血圧の数値が「140/90mmHg」以上である場合、高血圧症とされますが、これはあくまで目安です。大切なのは、その数値が一時的なものではなく、長期間にわたって高い状態が続いているかどうかです。健康な毎日を送るために、高血圧症に対する正しい理解と管理が必要です。自身の健康を守るために、早めの対策を考えていきましょう。
高血圧の原因
高血圧の原因はいくつかの要素によって引き起こされます。これらの要素は、年齢や遺伝的な要因だけでなく、生活習慣や食事習慣も関与しています。ここでは、高血圧の主な原因とその補足説明をご紹介します。
1. 過剰な塩分摂取
塩分を摂り過ぎると、体内の塩分濃度が増え、体は水分を保持しようとします。このため、血液量が増加し、血圧が上昇します。高血圧の原因として、塩分過多が関与しています。
2. カリウムを多く含む野菜や果物の摂取不足
体内の余分な塩分を排出する際には、カリウムが必要です。しかし、カリウムが不足していると、塩分が十分に排出されず、血液中の塩分濃度が上昇します。結果として、血圧が上がることがあります。
3. 肥満
肥満の人は、脂肪細胞から血圧を上げたり、動脈硬化を進行させる物質が分泌されることがあります。また、肥満はインスリンの働きを悪化させ、血中のインスリン濃度を上昇させるため、血管を収縮させて血圧を上げることもあります。
4. 過剰飲酒
大量のアルコール摂取は、中性脂肪を増やし、動脈硬化を進行させることがあります。アルコールは一時的に血圧を下げる効果もありますが、過度の摂取は血圧を上昇させる原因になることがあります。
5. 精神的ストレス
精神的なストレスがかかると、交感神経が刺激されて心臓の収縮が強まり、心拍数が増加します。
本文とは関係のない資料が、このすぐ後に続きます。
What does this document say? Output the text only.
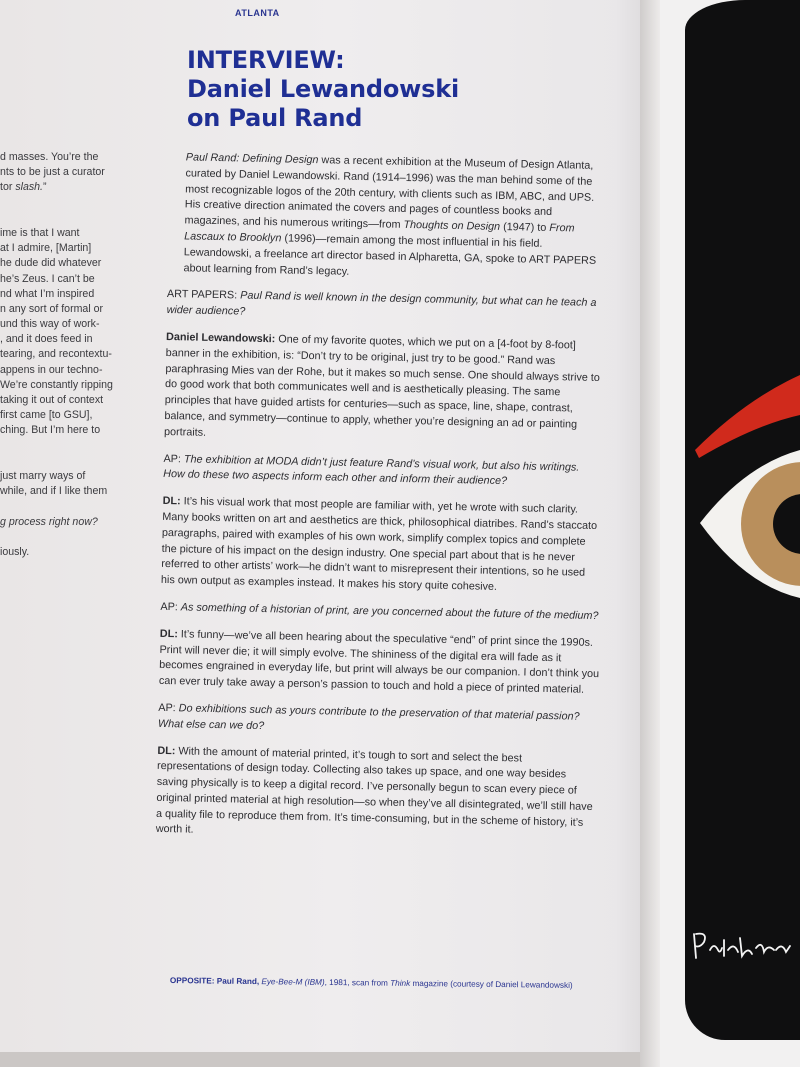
ATLANTA
INTERVIEW:
Daniel Lewandowski
on Paul Rand
d masses. You’re the
nts to be just a curator
tor slash.”
ime is that I want
at I admire, [Martin]
he dude did whatever
he’s Zeus. I can’t be
nd what I’m inspired
n any sort of formal or
und this way of work-
, and it does feed in
tearing, and recontextu-
appens in our techno-
We’re constantly ripping
taking it out of context
first came [to GSU],
ching. But I’m here to
just marry ways of
while, and if I like them
g process right now?
iously.

Paul Rand: Defining Design was a recent exhibition at the Museum of Design Atlanta, curated by Daniel Lewandowski. Rand (1914–1996) was the man behind some of the most recognizable logos of the 20th century, with clients such as IBM, ABC, and UPS. His creative direction animated the covers and pages of countless books and magazines, and his numerous writings—from Thoughts on Design (1947) to From Lascaux to Brooklyn (1996)—remain among the most influential in his field. Lewandowski, a freelance art director based in Alpharetta, GA, spoke to ART PAPERS about learning from Rand’s legacy.

ART PAPERS: Paul Rand is well known in the design community, but what can he teach a wider audience?

Daniel Lewandowski: One of my favorite quotes, which we put on a [4-foot by 8-foot] banner in the exhibition, is: “Don’t try to be original, just try to be good.” Rand was paraphrasing Mies van der Rohe, but it makes so much sense. One should always strive to do good work that both communicates well and is aesthetically pleasing. The same principles that have guided artists for centuries—such as space, line, shape, contrast, balance, and symmetry—continue to apply, whether you’re designing an ad or painting portraits.

AP: The exhibition at MODA didn’t just feature Rand’s visual work, but also his writings. How do these two aspects inform each other and inform their audience?

DL: It’s his visual work that most people are familiar with, yet he wrote with such clarity. Many books written on art and aesthetics are thick, philosophical diatribes. Rand’s staccato paragraphs, paired with examples of his own work, simplify complex topics and complete the picture of his impact on the design industry. One special part about that is he never referred to other artists’ work—he didn’t want to misrepresent their intentions, so he used his own output as examples instead. It makes his story quite cohesive.

AP: As something of a historian of print, are you concerned about the future of the medium?

DL: It’s funny—we’ve all been hearing about the speculative “end” of print since the 1990s. Print will never die; it will simply evolve. The shininess of the digital era will fade as it becomes engrained in everyday life, but print will always be our companion. I don’t think you can ever truly take away a person’s passion to touch and hold a piece of printed material.

AP: Do exhibitions such as yours contribute to the preservation of that material passion? What else can we do?

DL: With the amount of material printed, it’s tough to sort and select the best representations of design today. Collecting also takes up space, and one way besides saving physically is to keep a digital record. I’ve personally begun to scan every piece of original printed material at high resolution—so when they’ve all disintegrated, we’ll still have a quality file to reproduce them from. It’s time-consuming, but in the scheme of history, it’s worth it.

OPPOSITE: Paul Rand, Eye-Bee-M (IBM), 1981, scan from Think magazine (courtesy of Daniel Lewandowski)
これにより血液量が増え、血圧が上昇することがあります。
6. 運動不足
運動不足は血液の流れを悪くし、血圧を上昇させる要因となります。適度な運動を心がけることは、血圧の管理に役立ちます。
7. 喫煙
喫煙に含まれるニコチンは、交感神経を刺激して血管を収縮させる作用があり、血圧を上昇させることがあります。特に多くの喫煙は高血圧のリスクを高めます。
8. 加齢
加齢に伴い血管の柔軟性が低下し、血圧が上昇する傾向があります。
これらの要素が組み合わさることで、高血圧が引き起こされることがあります。ただし、高血圧は「本態性高血圧」と「二次性高血圧」に分類されます。本態性高血圧は特定の原因がわからない場合の高血圧で、遺伝的な要因や生活習慣が影響するとされています。一方、二次性高血圧は他の病気によって引き起こされるものです。